The Popular Party have 32.3 percent support while the Socialists have 31.7 percent, the Metroscopia poll published in Spain's centre-left El País newspaper revealed.

Just over one in two people polled (54 percent) said the election of Sánchez was good for the party, while that figure was 81 percent among PSOE voters.

Thirty-one percent said the vote would make the struggling party, which took a hammering in May European elections, more united.

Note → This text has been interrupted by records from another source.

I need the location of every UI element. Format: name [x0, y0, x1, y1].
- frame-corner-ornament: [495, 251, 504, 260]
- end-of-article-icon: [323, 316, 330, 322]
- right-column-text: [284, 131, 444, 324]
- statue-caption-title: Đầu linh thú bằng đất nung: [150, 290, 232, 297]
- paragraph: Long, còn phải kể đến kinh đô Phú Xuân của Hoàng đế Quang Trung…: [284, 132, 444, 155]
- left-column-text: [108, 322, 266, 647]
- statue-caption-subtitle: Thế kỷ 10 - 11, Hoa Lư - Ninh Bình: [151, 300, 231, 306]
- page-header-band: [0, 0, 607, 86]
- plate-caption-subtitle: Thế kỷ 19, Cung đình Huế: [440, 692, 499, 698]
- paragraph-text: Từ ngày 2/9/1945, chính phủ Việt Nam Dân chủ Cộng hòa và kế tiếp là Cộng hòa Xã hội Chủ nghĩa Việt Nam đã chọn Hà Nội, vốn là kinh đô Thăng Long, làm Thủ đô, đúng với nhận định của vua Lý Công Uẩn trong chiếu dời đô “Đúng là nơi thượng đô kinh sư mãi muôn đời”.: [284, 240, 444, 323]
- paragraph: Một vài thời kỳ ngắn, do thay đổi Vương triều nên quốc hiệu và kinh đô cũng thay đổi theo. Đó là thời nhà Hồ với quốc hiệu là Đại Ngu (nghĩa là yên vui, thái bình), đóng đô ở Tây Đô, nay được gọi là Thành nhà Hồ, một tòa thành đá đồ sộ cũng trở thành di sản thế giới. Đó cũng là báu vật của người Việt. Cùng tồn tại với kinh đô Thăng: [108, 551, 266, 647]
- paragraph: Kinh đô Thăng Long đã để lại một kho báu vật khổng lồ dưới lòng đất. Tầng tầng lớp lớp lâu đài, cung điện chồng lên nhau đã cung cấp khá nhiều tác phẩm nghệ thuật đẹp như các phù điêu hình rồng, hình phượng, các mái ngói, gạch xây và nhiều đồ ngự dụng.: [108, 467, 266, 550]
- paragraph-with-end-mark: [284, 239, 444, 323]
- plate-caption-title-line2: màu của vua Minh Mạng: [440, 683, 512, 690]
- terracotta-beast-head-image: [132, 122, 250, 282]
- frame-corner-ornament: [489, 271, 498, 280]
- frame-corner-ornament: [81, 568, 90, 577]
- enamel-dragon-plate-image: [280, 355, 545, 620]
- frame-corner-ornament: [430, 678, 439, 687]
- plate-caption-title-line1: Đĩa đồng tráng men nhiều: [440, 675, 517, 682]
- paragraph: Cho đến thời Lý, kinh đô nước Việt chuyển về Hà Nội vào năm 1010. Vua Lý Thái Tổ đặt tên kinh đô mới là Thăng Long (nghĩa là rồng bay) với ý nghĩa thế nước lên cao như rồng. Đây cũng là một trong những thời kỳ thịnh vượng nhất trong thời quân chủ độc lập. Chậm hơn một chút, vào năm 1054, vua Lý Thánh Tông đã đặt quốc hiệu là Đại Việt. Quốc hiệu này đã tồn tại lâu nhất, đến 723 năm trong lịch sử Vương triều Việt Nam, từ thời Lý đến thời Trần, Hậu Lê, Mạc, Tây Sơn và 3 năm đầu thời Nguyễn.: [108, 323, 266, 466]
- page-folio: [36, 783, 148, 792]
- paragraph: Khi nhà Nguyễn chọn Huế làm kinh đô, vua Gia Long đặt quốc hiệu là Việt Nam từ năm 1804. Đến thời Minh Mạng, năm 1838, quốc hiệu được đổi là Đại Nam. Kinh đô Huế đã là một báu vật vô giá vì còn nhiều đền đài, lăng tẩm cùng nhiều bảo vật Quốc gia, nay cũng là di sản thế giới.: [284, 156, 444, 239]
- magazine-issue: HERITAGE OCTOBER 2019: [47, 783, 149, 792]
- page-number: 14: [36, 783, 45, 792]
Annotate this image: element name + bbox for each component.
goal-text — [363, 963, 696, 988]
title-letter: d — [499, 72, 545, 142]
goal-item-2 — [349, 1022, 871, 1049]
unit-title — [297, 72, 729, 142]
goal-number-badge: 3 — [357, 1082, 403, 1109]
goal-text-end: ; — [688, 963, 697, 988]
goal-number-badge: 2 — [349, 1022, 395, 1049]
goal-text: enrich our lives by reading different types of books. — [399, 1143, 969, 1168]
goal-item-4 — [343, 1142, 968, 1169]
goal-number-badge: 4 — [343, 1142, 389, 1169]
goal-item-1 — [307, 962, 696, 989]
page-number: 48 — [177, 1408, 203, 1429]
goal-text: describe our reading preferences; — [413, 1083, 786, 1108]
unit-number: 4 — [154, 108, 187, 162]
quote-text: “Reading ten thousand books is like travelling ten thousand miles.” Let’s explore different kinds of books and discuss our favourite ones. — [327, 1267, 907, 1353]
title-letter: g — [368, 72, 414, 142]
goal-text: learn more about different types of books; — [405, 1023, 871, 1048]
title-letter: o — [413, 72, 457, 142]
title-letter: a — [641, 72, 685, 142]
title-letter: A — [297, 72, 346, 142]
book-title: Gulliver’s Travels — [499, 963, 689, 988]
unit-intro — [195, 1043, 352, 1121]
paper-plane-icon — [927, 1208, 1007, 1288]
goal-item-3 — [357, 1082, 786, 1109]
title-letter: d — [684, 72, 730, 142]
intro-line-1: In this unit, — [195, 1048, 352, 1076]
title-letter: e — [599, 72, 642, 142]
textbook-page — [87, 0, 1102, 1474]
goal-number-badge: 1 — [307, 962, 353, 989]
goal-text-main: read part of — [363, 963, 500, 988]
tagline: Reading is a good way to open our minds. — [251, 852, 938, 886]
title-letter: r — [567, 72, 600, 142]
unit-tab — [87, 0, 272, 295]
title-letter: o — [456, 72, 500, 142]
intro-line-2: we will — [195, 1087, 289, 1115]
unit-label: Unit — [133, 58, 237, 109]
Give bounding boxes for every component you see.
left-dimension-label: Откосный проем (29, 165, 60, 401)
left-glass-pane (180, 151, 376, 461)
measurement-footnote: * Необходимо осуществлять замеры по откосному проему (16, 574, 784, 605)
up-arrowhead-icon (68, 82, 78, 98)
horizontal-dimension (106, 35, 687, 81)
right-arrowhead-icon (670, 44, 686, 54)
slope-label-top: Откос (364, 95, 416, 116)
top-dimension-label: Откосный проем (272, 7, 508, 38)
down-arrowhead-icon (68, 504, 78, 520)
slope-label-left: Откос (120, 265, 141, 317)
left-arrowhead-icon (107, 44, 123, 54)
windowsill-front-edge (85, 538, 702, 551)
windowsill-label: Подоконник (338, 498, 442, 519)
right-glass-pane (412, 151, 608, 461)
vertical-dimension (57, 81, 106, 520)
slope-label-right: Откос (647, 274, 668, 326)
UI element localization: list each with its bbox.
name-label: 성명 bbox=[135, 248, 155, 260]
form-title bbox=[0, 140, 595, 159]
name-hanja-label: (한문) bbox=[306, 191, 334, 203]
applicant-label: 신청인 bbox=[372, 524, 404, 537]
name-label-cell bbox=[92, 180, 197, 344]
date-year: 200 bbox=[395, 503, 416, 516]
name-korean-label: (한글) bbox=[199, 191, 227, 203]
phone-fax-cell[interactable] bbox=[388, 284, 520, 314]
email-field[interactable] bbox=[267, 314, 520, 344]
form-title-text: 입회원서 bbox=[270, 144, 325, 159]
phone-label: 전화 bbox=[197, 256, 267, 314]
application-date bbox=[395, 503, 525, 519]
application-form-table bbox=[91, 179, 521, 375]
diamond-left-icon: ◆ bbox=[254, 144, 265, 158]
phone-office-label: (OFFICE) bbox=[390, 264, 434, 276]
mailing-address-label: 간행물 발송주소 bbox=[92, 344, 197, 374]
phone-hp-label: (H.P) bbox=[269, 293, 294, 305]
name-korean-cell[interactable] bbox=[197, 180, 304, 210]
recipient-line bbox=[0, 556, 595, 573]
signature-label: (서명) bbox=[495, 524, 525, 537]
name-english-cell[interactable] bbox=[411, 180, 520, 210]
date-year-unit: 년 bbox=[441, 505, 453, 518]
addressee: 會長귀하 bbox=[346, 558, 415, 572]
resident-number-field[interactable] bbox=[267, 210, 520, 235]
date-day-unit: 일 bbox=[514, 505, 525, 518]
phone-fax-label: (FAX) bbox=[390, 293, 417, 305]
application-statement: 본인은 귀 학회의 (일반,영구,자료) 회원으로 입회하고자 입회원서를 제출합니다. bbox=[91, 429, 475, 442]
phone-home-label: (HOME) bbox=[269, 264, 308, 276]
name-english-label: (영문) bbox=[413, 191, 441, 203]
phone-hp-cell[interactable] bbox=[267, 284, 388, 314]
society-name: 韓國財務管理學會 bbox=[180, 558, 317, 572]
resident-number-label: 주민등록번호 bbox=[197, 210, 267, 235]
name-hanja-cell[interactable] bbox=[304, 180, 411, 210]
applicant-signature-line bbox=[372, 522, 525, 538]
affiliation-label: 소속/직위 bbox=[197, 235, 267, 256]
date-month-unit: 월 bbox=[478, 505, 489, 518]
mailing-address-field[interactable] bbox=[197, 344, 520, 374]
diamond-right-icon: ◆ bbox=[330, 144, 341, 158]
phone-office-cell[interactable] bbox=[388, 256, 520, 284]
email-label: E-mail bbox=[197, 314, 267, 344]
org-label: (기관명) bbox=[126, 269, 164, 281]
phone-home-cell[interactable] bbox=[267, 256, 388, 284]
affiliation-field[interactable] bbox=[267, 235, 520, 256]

For PSOE voters, the figures was 49 percent.

The poll also showed that a new Spanish leftist party which grew out of grass-roots protests against economic inequality and austerity is the third most popular choice among voters.

Podemos, which means "We Can" in Spanish, would garner 10.7 percent of the vote in parliament if elections were held today, according to the Metroscopia poll.

Podemos stormed past older opposition groups to take fourth place in Spain's EU elections in May, winning 8.0 percent of the vote and five seats in the European Parliament, despite having been officially formed just four months earlier.

The party, led by pony-tailed professor Pablo Iglesias, backs a guaranteed minimum income and lowering the retirement age to 60 and eliminating tax havens.

Just over half of all Spaniards, 54 percent, feel the party "offers real change in contrast to other parties" but only 31 percent believe its programme is "realistic and could be put in place", according to the poll.

The results for Podemos in the Metroscopia poll are lower than those gained by the party in the recent government CIS poll which showed voter support for Podemos running at 15.3 percent.

The CIS poll put voter support for the PSOE at just 21.2 percent, or more than 10 percent below the party's result in the Metroscopia survey.

However, the CIS poll was conducted from July 1st to July 9th, or before the Socialists elected their new leader. 

The Metroscopia survey queried 5,400 people on July 16–17 and July 23–24. It had a margin of error of 1.4 percentage points.

Spain is slated to hold general elections in 2015.